In Tacora Resources Inc. v. 1128349 B.C. Ltd. (Ont CA, 2026) the Ontario Court of Appeal allowed an appeal, this brought against "the dismissal of an interpleader application under r. 43 of the Rules of Civil Procedure".
Here the court holds that the application court below erred in ordering a remedy not sought by the parties, and on which they had not been heard:[55] The application judge was furthermore not entitled, on his own motion, to devise a remedy that was not requested by the parties to the dispute: Aenos Food Services Inc. v. Tierney et al, 2026 ONSC 1478, at para. 32, citing Sobeski v. Mamo, 2012 ONCA 560, 112 O.R. (3d) 630, at para. 38. This manner of proceeding deprived the parties of a fair opportunity to address the issue. . Foodies Curry & Shawarma Inc. v. Royal Paan Leasing Ltd.
In Foodies Curry & Shawarma Inc. v. Royal Paan Leasing Ltd. (Ont CA, 2026) the Ontario Court of Appeal allowed (an otherwise successful) applicant's appeal, here where the court "awarded it restitution for unjust enrichment" at the lower court - though the applicant was initially seeking specific performance.

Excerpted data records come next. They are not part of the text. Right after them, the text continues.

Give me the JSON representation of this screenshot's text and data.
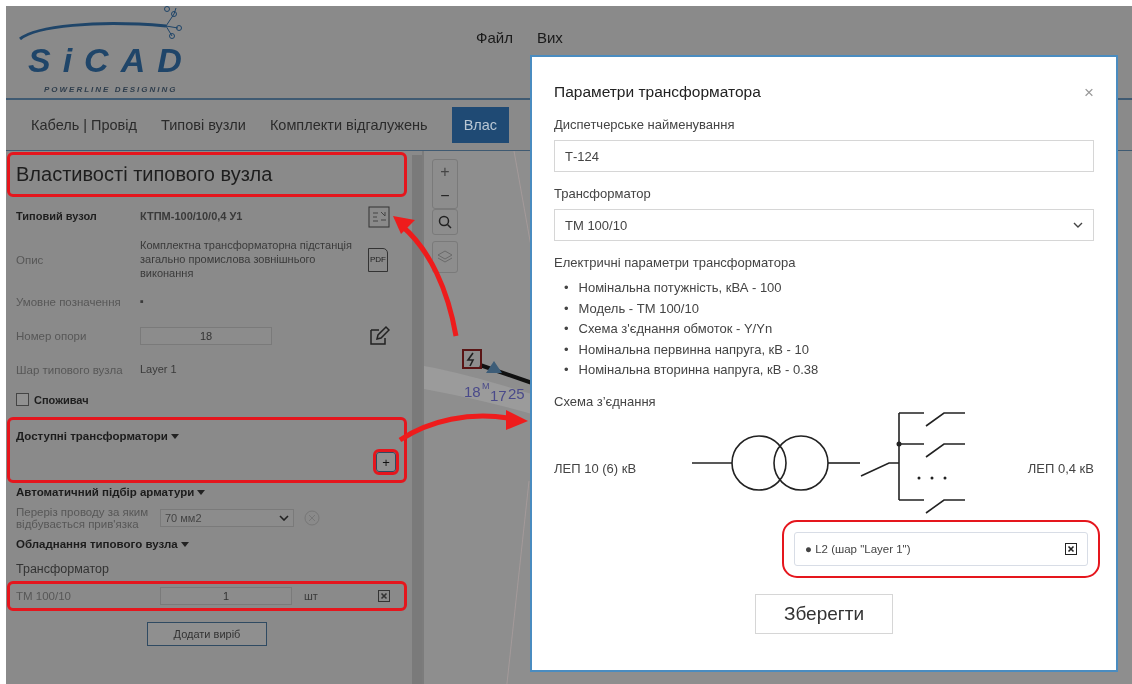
{
  "header": {
    "logo_text": "SiCAD",
    "logo_tagline": "POWERLINE DESIGNING",
    "menu": [
      "Файл",
      "Вих"
    ]
  },
  "tabs": [
    {
      "label": "Кабель | Провід",
      "selected": false
    },
    {
      "label": "Типові вузли",
      "selected": false
    },
    {
      "label": "Комплекти відгалужень",
      "selected": false
    },
    {
      "label": "Влас",
      "selected": true
    }
  ],
  "panel": {
    "title": "Властивості типового вузла",
    "title_highlighted": true,
    "properties": [
      {
        "kind": "bold",
        "label": "Типовий вузол",
        "value": "КТПМ-100/10/0,4 У1"
      },
      {
        "kind": "text",
        "label": "Опис",
        "value": "Комплектна трансформаторна підстанція загально промислова зовнішнього виконання",
        "icon_label": "PDF"
      },
      {
        "kind": "text",
        "label": "Умовне позначення",
        "value": "▪"
      },
      {
        "kind": "input",
        "label": "Номер опори",
        "value": "18"
      },
      {
        "kind": "text",
        "label": "Шар типового вузла",
        "value": "Layer 1"
      }
    ],
    "consumer": {
      "label": "Споживач",
      "checked": false
    },
    "available": {
      "title": "Доступні трансформатори",
      "expanded": true,
      "highlighted": true,
      "add_label": "+",
      "add_highlighted": true
    },
    "auto": {
      "title": "Автоматичний підбір арматури",
      "expanded": true,
      "label": "Переріз проводу за яким відбувається прив'язка",
      "value": "70 мм2"
    },
    "equipment": {
      "title": "Обладнання типового вузла",
      "expanded": true,
      "group": "Трансформатор",
      "items": [
        {
          "name": "ТМ 100/10",
          "quantity": "1",
          "unit": "шт",
          "highlighted": true
        }
      ],
      "add_button": "Додати виріб"
    }
  },
  "map": {
    "zoom_in": "+",
    "zoom_out": "−",
    "labels": [
      "18",
      "М",
      "17",
      "25"
    ]
  },
  "dialog": {
    "title": "Параметри трансформатора",
    "close": "×",
    "name_label": "Диспетчерське найменування",
    "name_value": "Т-124",
    "transformer_label": "Трансформатор",
    "transformer_value": "ТМ 100/10",
    "params_title": "Електричні параметри трансформатора",
    "bullet": "•",
    "params": [
      "Номінальна потужність, кВА - 100",
      "Модель - ТМ 100/10",
      "Схема з'єднання обмоток - Y/Yn",
      "Номінальна первинна напруга, кВ - 10",
      "Номінальна вторинна напруга, кВ - 0.38"
    ],
    "scheme_title": "Схема з’єднання",
    "left_label": "ЛЕП 10 (6) кВ",
    "right_label": "ЛЕП 0,4 кВ",
    "lines": [
      {
        "bullet": "●",
        "label": "L2 (шар \"Layer 1\")",
        "highlighted": true
      }
    ],
    "save": "Зберегти"
  }
}
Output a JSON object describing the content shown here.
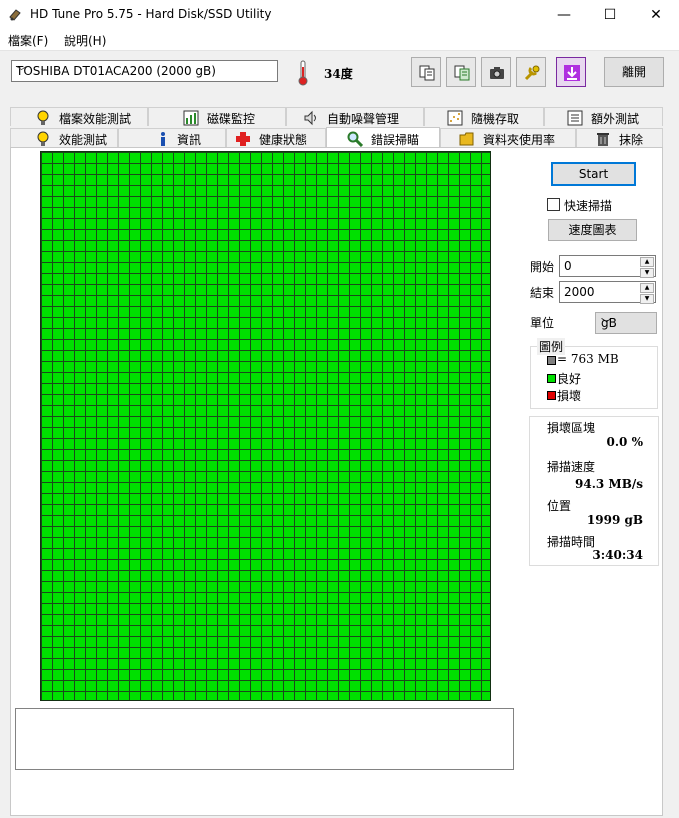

Here the court considers the issue of the case being decided on unpled issues:[10] The application judge rightly noted at the oral hearing that restitution for unjust enrichment had not been requested in the Notice of Application. The factual record that would have been needed to adjudicate a claim of unjust enrichment was not before the court. There was no evidence, for example, of what use Royal Paan had made of the assets, if any, and if it had, what the nature of the benefit was. There was no evidence of the value of the assets. There was no evidence as to whether Foodies had sought to recover the assets from Royal Paan. Significantly, there was no evidence as to whether Foodies had continued to pay the financing charges and what amount remained owing to BMO. Royal Paan could not be faulted for not addressing these issues in its affidavits as it had no notice that a restitution claim would be advanced at the hearing. And although it conceivably could have flagged for the application judge the problem with proceeding without this evidence, on a review of the transcript we accept the submissions of the appellant’s counsel that the application judge was, to an unusual degree, disinclined to hear submissions outside of the narrow confines of his questions to counsel. In any event, he had given the parties the clear message that restitution for unjust enrichment was not a claim he was willing to consider.
[11] By finding for the applicant on the basis of a claim that was not properly pleaded, and for which insufficient evidence was led, the application judge denied Royal Paan “the right to know the case they had to meet and the right to a fair opportunity to meet that case”: Rodaro v. Royal Bank of Canada (2002), 2002 CanLII 41834 (ON CA), 59 O.R. (3d) 74 (C.A.), 257 O.A.C. 203, at para. 61.